Sensory evaluation of breast muscle on days 1 and 7 of storage in refrigerator (points).

	Day 1		Day 7
	K	FF	K	FF
Flavour	3.44 ± 0.53	3.56 ± 0.73	3.50 ± 0.67	3.89 ± 0.78
Taste	3.78 ± 0.44	3.78 ± 0.67	3.90 ± 0.75	3.78 ± 0.67
Juiciness	2.56 ± 0.56	3.34 ± 0.67	2.90 ± 0.42	3.78 ± 0.57
Tenderness	3.22 ± 0.97	3.33 ± 0.71	3.70 ± 0.72	3.44 ± 0.52
Sum	13.00 ± 1.50	14.00 ± 2.00	14.00 ± 1.30	14.89 ± 1.45

4. Conclusions

This work demonstrates the possibility of using the oil-producing lower filamentous fungi and SSF for the production of a fermented bioproduct (FB), which, by feeding to poultry, can significantly improve the quality and oxidative stability of the fat in produced meat. The FB prepared on the basis of cornmeal increased the GLA share and improved the ratio of n-6/n-3 PUFAs in raw meat. The stability of the fatty acids was maintained even after the heat treatment. It is also important to note that FB has improved the sensory properties of the produced meat.
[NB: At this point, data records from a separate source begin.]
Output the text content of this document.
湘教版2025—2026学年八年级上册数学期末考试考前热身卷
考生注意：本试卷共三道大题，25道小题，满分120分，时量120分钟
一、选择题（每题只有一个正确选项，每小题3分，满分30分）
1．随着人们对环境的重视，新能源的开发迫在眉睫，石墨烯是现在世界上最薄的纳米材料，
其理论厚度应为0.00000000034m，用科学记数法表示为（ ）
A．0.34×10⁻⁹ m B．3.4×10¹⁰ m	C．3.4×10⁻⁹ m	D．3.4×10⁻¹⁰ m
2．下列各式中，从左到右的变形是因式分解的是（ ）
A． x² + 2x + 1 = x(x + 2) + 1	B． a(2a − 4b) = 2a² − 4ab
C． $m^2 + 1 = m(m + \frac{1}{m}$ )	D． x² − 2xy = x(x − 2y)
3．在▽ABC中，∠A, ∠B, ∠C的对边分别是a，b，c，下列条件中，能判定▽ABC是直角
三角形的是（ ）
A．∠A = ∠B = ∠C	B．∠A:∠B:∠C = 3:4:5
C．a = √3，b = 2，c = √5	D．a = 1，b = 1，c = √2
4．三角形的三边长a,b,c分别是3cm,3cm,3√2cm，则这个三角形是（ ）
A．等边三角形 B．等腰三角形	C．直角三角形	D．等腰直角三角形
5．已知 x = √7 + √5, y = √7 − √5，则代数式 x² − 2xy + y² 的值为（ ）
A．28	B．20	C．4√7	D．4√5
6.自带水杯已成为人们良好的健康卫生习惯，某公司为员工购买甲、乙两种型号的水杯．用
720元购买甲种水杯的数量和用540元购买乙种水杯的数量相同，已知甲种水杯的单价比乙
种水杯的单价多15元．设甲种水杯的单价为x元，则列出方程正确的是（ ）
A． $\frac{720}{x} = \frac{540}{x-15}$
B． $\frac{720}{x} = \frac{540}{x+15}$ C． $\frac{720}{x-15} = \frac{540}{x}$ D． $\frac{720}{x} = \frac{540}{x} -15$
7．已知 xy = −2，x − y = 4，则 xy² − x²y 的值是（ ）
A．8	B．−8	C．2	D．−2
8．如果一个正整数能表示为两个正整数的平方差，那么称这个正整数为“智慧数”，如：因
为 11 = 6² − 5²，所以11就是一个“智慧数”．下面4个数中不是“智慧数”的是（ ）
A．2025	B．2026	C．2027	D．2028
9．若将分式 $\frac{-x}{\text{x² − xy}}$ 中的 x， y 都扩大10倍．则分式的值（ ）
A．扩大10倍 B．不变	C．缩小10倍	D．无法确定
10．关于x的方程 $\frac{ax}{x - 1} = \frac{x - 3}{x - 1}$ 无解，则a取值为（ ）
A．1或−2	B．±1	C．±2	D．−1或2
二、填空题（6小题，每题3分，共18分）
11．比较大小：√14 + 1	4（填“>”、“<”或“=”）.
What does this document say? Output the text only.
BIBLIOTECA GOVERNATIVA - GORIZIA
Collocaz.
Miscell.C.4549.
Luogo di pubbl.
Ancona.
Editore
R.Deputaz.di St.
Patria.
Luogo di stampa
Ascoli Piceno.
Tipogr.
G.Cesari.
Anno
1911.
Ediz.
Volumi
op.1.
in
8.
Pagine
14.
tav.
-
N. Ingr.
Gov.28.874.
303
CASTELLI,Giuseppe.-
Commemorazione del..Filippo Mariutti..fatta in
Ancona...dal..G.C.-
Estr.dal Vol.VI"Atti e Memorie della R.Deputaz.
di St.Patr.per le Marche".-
The oxidative stability of the meat during storage in the refrigerator was not affected by FB feeding. SSF feed production is an interesting form of production of significant fatty acids and beta-carotene, important ingredients that can be used to enrich the poultry diet and which subsequently increase the share of significant PUFAs and the oxidative stability of fats in the produced meat.